Wow. Just finished day one of JP Boodhoo’s Nothin’ but .NET bootcamp. I’ve found it pretty tough so far. I can generally follow along ok but start to flounder as soon as we have to pick up the code and start adding to it. The exercises have been pushing me far beyond the level I normally work at, but that’s pretty much the idea. :) I don’t think it would help much to cover everything we did (you kind of have to go through it), but I’ll try and outline the main points that stick out in my memory.
First, generics and delegates. Turns out I know nothing about them. I mean, I know what they are, how they work, and even some ways to use them, but I don’t really know them. Generally it’s been a LINQ call here, a simple function pointer there, and an occasional generic class or method. Until today I’d never seen generics and delegates used and combined in such a way as to permeate through an entire design as off-handedly as most of us use int
and string
. JP just slung this stuff together like it was Hello World, while the rest of us hung on for dear life. Each individual part seemed to make perfect sense once I had seen JP’s examples, but trying to code it for myself left my undersized brain desperately trying to hold on to information like the type of a method that had a generic type PropertyValue
in a class that had a generic type Item
that took a Func<Item,PropertyValue>
and a Criteria<PropertyValue>
.
Hot on the heals of revealing my inadequacy in that area, I also discovered my knowledge of responsibility assignment and problem decomposition is sorely lacking. JP made it look effortless as he stepped through implementing a fluent interface, starting with creating a static method that returned a factory or builder for our DSL, then driving down into separate classes that would handle each phrase in our grammar. I got some good tips on how to get better at this: look back over the GRASP patterns and focus on identifying and separating out responsibilities. One interesting technique I’ll have to try out is over-zealously applying the Single Responsibility Principle (SRP), then potentially "de-factoring" some of the code if it is overly abstracted.
We also got some practice identifying a whole raft of design patterns which cropped up while going through the exercises. We had Adapter for adapting a Predicate<T>
to a Criteria<T>
, Factory for creating Criteria
instances, Composite for creating potentially infinite chains of IComparator<T>
references, Iterator both as a custom implementation and as built into .NET with the yield
keyword, and Decorators for negating Criteria
. It was great to see these naturally emerging from the application of the SRP, rather than as a deliberate refactoring toward a pattern.
I also had a long-held suspicion all-but-confirmed today.
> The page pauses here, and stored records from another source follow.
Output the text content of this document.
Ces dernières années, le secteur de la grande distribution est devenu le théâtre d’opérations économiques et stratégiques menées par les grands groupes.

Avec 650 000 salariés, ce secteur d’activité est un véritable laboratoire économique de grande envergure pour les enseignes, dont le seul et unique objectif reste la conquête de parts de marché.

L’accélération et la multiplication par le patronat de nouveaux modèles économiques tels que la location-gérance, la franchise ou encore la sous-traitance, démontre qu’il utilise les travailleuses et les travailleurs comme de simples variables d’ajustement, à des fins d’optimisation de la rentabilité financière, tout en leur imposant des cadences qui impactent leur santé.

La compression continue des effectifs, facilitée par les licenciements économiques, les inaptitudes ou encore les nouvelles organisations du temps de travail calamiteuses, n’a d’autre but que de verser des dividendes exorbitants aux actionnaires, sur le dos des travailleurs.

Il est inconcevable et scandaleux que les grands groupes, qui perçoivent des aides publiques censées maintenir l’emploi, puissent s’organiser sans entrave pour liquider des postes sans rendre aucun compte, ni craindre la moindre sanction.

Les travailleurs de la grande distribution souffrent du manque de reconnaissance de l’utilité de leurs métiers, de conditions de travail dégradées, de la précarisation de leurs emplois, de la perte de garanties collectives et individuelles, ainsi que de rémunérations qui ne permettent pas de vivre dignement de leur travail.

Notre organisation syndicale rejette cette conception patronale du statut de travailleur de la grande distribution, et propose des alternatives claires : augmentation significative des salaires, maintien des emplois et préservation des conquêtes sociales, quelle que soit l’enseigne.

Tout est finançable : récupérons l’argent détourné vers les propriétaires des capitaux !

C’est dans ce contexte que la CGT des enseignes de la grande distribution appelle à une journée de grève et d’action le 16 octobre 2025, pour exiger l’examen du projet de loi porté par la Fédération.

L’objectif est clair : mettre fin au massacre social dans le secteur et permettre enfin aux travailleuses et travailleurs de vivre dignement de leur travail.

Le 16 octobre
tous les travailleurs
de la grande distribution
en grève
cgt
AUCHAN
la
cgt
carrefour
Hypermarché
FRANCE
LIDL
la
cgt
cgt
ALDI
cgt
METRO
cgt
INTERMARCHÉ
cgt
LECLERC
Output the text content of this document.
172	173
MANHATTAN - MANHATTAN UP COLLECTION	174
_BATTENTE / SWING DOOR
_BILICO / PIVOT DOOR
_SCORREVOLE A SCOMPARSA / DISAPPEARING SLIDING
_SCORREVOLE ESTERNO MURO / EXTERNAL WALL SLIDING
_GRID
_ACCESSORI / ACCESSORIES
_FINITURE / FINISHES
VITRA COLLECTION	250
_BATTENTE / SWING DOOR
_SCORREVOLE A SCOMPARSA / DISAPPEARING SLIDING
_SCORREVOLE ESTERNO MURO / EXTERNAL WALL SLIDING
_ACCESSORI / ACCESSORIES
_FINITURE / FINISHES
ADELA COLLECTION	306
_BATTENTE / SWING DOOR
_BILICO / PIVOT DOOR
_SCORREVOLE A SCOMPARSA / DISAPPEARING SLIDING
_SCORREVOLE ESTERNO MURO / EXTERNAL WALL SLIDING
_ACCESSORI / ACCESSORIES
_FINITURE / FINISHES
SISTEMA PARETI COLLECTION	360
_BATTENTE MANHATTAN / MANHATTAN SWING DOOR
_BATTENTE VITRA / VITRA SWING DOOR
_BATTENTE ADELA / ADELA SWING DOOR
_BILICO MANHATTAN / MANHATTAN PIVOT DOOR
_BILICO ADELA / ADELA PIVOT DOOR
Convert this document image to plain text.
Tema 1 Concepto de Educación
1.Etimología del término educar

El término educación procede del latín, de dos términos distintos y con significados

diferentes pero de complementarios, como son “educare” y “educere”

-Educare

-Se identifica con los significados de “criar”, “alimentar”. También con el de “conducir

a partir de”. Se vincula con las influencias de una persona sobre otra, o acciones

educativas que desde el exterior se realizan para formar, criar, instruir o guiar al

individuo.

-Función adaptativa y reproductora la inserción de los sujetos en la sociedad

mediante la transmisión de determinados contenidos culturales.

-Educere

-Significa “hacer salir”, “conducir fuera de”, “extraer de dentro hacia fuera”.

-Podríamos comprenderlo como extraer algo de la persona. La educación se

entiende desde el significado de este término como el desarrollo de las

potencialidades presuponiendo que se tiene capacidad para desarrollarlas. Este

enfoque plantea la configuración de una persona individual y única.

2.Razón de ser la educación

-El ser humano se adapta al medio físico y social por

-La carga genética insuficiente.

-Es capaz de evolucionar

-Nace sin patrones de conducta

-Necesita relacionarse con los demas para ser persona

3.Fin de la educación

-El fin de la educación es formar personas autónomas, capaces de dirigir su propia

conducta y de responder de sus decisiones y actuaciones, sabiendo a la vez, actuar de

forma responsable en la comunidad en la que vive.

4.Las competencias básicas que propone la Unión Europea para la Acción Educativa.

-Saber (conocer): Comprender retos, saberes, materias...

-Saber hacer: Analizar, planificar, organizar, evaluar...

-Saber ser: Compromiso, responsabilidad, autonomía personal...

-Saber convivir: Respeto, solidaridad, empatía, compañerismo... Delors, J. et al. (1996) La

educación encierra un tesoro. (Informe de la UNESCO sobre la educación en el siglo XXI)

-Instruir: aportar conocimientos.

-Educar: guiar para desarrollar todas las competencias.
TDD/BDD can help inform your design decisions, but if you don’t know good design principles up front then you are pretty much stuffed. I was sort of holding out hope that TDD can somehow teach good design, but I think I’ve given up on that. TDD helps point out some inadequacies in design approaches, like not using dependency injection, not adhering to SOLID principles etc., but you really need to know this stuff before TDD becomes really effective. So what makes me think that? Well, today we didn’t use TDD at all, and I’m almost positive I would not have come up with the approach we did had I been using TDD. My design-fu just is not strong enough. The goal is clean code that works. This is a result of the good application of design principles. TDD can help you apply the principles, but you need to know them first.
Even the small amount we’ve done so far (today was apparently the "easy day") has opened my eyes to some areas I really need to improve upon, and given me some ideas on how to start doing so. It’s definitely given me lots to think about for the next time I’m tackling a problem, especially around responsibility assignment. Tomorrow we start on the real work, including introducing TDD/BDD. I’m really interested to see the how TDD affects how we go about segregating responsibilities.